In cuda/thrust: Trying to sort_by_key 2.8GB of data in 6GB of GPU RAM throws bad_alloc, I have read that sort_by_key consumed most of the memory for the test case considered therein.

Is there an alternative that can do exactly what sort_by_key is doing even if it is a little bit slower but that can sort bigger datasets?

Solution

I have been searching around a bit and I think the following is a candidate answer to your question.

Quoting N. Bell and J. Hoberock, "Thrust: a productivity-oriented library for CUDA", in GPU Computing Gems Jade Edition:

Thrust statically selects a highly-optimized Radix Sort algorithm for sorting primitive types (char, int, float and double) with the standard less and greater comparison operators.
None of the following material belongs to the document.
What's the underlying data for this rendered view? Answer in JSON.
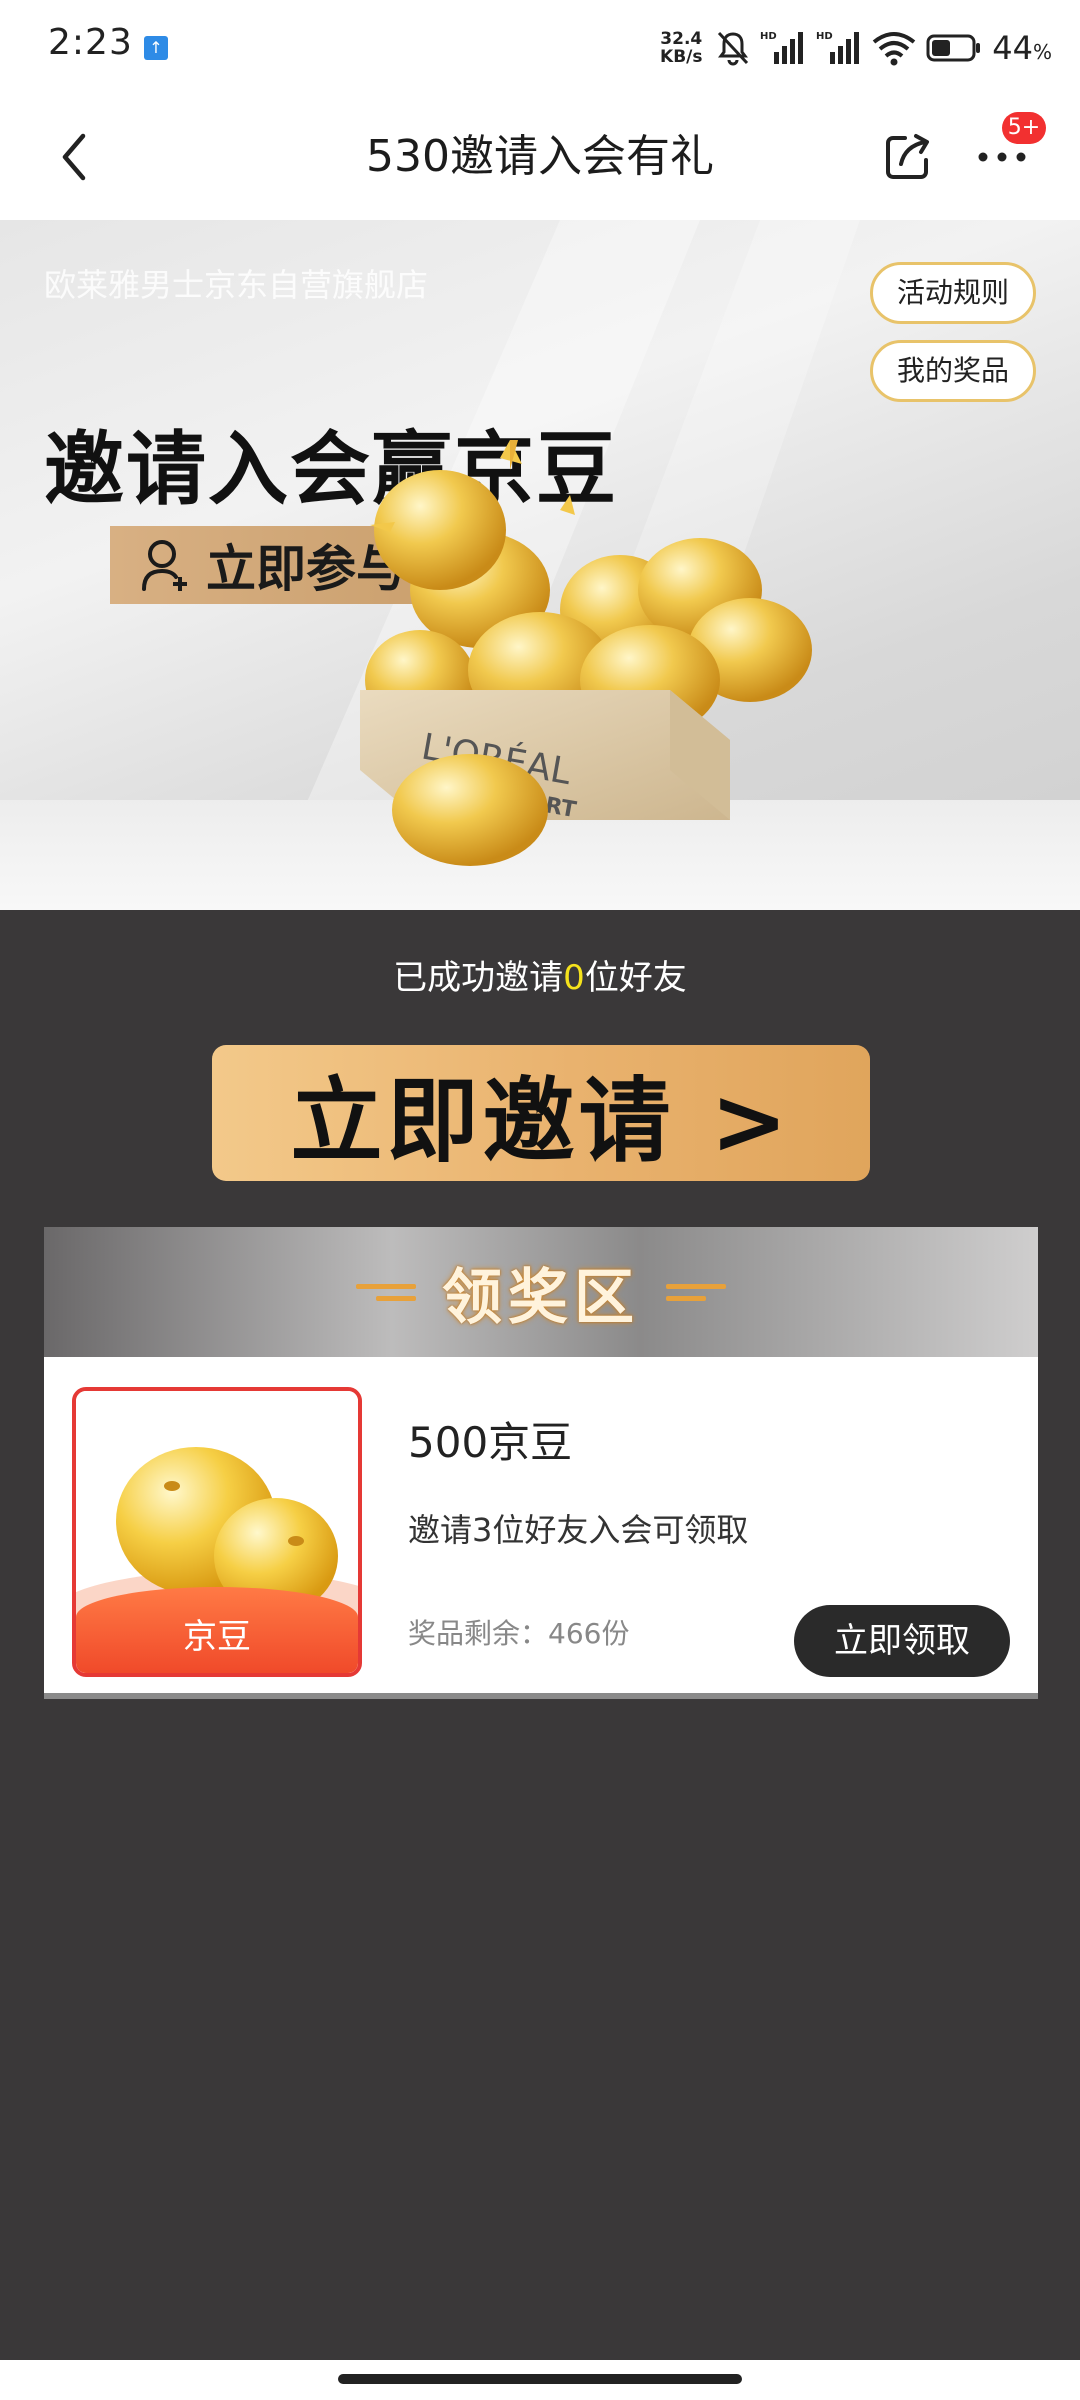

For all other types (e.g., user-defined data types) and comparison operators, Thrust uses a general Merge Sort algorithm. Because sorting primitives with Radix Sort is considerably faster than Merge Sort, this static optimization has significant value.

Now, Merge Sort requires O(N) memory space, see Space requirements of a merge-sort.
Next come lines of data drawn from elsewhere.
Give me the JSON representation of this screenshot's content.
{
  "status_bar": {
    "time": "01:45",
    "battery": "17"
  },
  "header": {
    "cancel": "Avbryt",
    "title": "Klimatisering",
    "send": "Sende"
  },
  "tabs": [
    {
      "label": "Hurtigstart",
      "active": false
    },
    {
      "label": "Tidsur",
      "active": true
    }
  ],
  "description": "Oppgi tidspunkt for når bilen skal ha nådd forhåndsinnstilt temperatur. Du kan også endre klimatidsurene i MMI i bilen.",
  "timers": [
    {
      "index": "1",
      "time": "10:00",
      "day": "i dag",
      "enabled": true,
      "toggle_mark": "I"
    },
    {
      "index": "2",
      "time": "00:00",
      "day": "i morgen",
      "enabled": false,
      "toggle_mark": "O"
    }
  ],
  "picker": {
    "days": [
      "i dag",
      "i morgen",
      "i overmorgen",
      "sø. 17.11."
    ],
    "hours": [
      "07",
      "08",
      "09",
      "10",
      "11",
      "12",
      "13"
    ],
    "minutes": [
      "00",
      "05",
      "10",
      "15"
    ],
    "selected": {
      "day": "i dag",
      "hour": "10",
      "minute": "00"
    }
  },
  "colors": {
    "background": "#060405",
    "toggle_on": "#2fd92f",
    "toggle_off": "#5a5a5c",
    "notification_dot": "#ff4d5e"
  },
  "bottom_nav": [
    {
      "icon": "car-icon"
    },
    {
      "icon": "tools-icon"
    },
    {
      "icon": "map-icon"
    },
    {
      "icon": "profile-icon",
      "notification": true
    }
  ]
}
Furthermore, Radix Sort still requires O(N) memory space, see Comparison of Bucket Sort and RADIX Sort.

Which of the two consumes more memory is not defined and depends on the input sequence to be sorted as well as on algorithm tuning parameters, see the comments to one of the answers to Why quicksort is more popular than radix-sort?.

Opposite to that, Quick Sort requires O(logN) memory space if performed in-place, otherwise it needs O(N). For a CUDA implementation of the Quick Sort algorithm, you may have a look at How Tesla K20 Speeds Quicksort.

For other in-place sorting algorithms (the in-place strategy is worth to be explored as it saves memory as compared to the non-in-place counterpart), have a look at the Bitonic Sort, see Fast in-place sorting with CUDA based on bitonic sort.